Identification of potential biomarkers of triton WR-1339 induced hyperlipidemia: NMR-based plasma metabolomics approach and gene expression analysis.

Abstract

Background: Hyperlipidemia is a complex lipid metabolism disorder defined as an abnormal increase in circulating levels of one or more plasma lipids and lipoproteins. Triton WR-1339-induced hyperlipidemia model is one of the most commonly used acute models for hyperlipidemia induction in research. However, the metabolic alteration induced by Triton WR-1339 remains unclear.

Aims: This study aimed to identify potential biomarkers associated with the Triton WR-1339-induced hyperlipidemia model. In addition, it aims to explore the underlying mechanisms of metabolic disturbances associated with hyperlipidemia.

Methods: Male Wistar rats were administered Triton WR-1339 to induce hyperlipidemia. Plasma samples were collected for lipid assays and for metabolomics analysis using nuclear magnetic resonance spectroscopy. Gene expression in liver, cardiac, and kidney tissues of key associated transporters including SLC16A1, SLC25A10, SLC5A3, and SLC7A8 and SDHA enzyme subunit was assessed using RT-PCR. In-silico analysis complemented experimental data using NEBION Genevestigator and STITCH databases for molecular interactions.

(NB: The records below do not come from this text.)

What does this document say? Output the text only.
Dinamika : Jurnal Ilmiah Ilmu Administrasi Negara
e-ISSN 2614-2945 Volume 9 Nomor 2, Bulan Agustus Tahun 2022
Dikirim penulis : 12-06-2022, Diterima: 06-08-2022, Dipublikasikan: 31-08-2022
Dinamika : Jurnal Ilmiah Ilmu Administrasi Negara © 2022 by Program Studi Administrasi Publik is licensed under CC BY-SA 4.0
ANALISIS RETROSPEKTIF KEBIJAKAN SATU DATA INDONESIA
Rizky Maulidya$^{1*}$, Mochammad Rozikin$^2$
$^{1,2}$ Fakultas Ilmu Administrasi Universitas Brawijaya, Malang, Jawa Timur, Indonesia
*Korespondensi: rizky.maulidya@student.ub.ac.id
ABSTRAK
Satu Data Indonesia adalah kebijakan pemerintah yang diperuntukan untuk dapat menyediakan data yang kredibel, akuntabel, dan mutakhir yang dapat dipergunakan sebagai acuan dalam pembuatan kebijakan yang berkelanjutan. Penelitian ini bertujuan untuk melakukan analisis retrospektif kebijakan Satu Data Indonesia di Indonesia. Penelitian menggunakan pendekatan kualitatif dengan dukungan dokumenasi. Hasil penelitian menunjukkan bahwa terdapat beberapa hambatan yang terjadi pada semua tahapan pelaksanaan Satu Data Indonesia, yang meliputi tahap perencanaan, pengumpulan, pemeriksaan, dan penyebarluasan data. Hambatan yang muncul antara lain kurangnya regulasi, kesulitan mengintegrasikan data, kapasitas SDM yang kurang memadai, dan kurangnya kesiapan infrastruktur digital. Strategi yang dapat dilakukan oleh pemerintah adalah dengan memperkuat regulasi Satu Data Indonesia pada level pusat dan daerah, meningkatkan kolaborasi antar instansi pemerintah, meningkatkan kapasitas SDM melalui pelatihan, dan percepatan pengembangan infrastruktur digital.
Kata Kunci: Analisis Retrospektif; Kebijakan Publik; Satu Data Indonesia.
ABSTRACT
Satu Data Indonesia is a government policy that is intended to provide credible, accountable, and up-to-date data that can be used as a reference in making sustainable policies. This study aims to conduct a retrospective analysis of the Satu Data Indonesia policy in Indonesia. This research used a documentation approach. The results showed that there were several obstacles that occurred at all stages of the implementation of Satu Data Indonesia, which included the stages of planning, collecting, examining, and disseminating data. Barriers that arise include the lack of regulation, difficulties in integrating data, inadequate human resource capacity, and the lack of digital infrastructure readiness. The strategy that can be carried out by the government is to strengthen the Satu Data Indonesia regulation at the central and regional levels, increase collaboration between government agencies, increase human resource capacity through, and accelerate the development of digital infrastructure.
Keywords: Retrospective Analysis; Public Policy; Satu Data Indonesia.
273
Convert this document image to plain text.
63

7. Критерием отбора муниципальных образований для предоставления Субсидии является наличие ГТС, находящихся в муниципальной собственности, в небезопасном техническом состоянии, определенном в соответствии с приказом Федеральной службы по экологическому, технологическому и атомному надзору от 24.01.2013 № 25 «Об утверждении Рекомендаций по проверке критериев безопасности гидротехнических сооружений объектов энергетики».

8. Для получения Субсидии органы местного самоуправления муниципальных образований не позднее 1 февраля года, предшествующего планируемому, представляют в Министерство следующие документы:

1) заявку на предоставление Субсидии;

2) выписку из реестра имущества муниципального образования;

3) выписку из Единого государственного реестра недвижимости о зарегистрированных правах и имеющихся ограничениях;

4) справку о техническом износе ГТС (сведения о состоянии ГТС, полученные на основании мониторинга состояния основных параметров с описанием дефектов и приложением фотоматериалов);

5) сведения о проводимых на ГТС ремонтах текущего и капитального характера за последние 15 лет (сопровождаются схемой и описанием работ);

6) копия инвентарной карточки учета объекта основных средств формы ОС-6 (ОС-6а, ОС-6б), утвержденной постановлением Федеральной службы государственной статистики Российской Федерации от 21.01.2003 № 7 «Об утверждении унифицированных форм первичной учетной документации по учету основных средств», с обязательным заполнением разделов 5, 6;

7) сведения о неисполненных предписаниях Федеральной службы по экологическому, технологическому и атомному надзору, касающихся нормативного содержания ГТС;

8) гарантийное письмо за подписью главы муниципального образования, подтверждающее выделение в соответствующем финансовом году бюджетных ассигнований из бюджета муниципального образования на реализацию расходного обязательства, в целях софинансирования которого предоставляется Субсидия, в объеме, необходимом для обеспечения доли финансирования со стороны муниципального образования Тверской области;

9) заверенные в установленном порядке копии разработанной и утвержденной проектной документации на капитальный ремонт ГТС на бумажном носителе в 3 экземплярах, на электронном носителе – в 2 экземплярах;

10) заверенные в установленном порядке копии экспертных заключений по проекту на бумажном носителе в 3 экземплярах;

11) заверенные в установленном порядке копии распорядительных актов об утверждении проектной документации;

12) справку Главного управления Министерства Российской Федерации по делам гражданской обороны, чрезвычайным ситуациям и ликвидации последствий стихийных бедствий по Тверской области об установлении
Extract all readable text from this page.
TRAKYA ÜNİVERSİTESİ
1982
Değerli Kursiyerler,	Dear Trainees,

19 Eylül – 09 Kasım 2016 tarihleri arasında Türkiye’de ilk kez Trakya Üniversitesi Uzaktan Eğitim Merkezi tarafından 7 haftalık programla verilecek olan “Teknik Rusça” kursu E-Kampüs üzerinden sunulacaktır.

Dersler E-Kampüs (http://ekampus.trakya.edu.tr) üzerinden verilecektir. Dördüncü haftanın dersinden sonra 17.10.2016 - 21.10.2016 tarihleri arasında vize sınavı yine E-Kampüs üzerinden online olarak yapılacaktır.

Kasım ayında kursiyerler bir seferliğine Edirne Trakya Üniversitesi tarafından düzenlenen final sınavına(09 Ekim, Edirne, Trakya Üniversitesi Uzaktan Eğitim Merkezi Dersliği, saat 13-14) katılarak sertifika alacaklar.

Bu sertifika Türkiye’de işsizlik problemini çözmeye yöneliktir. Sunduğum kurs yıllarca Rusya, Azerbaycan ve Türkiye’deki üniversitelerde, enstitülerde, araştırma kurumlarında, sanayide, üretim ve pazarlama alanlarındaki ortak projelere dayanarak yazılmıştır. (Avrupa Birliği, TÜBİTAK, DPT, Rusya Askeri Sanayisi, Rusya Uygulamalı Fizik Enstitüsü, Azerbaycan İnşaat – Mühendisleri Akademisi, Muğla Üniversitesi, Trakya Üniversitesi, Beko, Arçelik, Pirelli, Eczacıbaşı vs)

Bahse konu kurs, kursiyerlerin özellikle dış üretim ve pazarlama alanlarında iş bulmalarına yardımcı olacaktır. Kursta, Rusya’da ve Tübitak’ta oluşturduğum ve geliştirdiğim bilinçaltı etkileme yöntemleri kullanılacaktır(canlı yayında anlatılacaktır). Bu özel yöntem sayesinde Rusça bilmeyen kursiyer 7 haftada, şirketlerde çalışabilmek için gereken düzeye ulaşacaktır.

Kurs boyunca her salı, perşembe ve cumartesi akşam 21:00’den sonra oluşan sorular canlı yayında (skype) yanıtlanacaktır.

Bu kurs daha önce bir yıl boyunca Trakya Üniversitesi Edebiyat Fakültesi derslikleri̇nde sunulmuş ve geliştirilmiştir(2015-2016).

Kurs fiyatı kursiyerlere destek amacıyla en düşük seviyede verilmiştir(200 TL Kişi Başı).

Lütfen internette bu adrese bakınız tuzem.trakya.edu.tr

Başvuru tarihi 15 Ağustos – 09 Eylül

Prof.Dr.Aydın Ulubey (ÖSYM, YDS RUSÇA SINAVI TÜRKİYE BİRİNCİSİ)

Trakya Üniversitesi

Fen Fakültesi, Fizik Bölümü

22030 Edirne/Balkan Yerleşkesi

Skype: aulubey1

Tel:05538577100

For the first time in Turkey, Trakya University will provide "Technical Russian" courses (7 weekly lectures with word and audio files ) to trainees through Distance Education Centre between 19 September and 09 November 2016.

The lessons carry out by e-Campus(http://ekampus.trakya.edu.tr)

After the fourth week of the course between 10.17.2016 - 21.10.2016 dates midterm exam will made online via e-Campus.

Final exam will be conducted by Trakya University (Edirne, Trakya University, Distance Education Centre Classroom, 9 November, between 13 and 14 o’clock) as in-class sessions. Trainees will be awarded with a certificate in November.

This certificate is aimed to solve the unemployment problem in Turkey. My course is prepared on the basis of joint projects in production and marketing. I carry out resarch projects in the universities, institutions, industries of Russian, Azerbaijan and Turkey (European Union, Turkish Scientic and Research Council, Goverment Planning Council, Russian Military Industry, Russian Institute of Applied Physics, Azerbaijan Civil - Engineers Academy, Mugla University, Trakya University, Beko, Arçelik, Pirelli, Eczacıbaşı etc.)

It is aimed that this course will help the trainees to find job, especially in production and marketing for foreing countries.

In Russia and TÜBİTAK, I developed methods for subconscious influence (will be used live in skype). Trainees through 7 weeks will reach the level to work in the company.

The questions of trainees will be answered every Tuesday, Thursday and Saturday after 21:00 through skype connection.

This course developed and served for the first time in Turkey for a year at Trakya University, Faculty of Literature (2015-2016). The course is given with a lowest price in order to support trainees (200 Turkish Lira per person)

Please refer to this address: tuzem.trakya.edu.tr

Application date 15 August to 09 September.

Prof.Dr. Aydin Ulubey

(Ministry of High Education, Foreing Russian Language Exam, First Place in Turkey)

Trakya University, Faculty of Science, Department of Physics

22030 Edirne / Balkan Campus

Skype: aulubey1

Results: Triton WR-1339 administration significantly elevated plasma triglycerides. Orthogonal partial least squares-discriminant analysis (OPLS-DA) demonstrated distinct metabolic profiles between control and model groups. Metabolomics results identified potential biomarkers (p < 0.05), including myo-inositol, succinate, creatine, glycine, serine, isoleucine and creatine phosphate, which all showed higher levels in hyperlipidemia group compared to control group while xanthine showed lower levels in hyperlipidemia group. Potential biomarkers were associated with inflammatory, oxidative stress responses, and abnormal lipid metabolism. Gene expression analysis revealed significant tissue-specific alterations including changes in the expression of SDHA in the liver, an upregulated SLC16A1 in cardiac tissue (in-silico and in-vivo), a downregulated SLC5A3 in cardiac tissue (in-vivo), an upregulated SLC25A10 in cardiac tissue (in-vivo) and differential in-silico expression of SLC25A10 across liver and kidney tissues. Further network analysis indicates that Triton WR-1339 may induce hyperlipidemia by significantly elevating triglyceride levels through the inhibition of LPL.

Conclusions: Our findings identify a set of metabolites as potential biomarkers of hyperlipidemia development in the Triton WR-1339 model. Correlation between gene expression analysis and metabolic profiling results demonstrates a possible mechanism in which Triton WR-1339 leads to metabolic disruption during hyperlipidemia induction.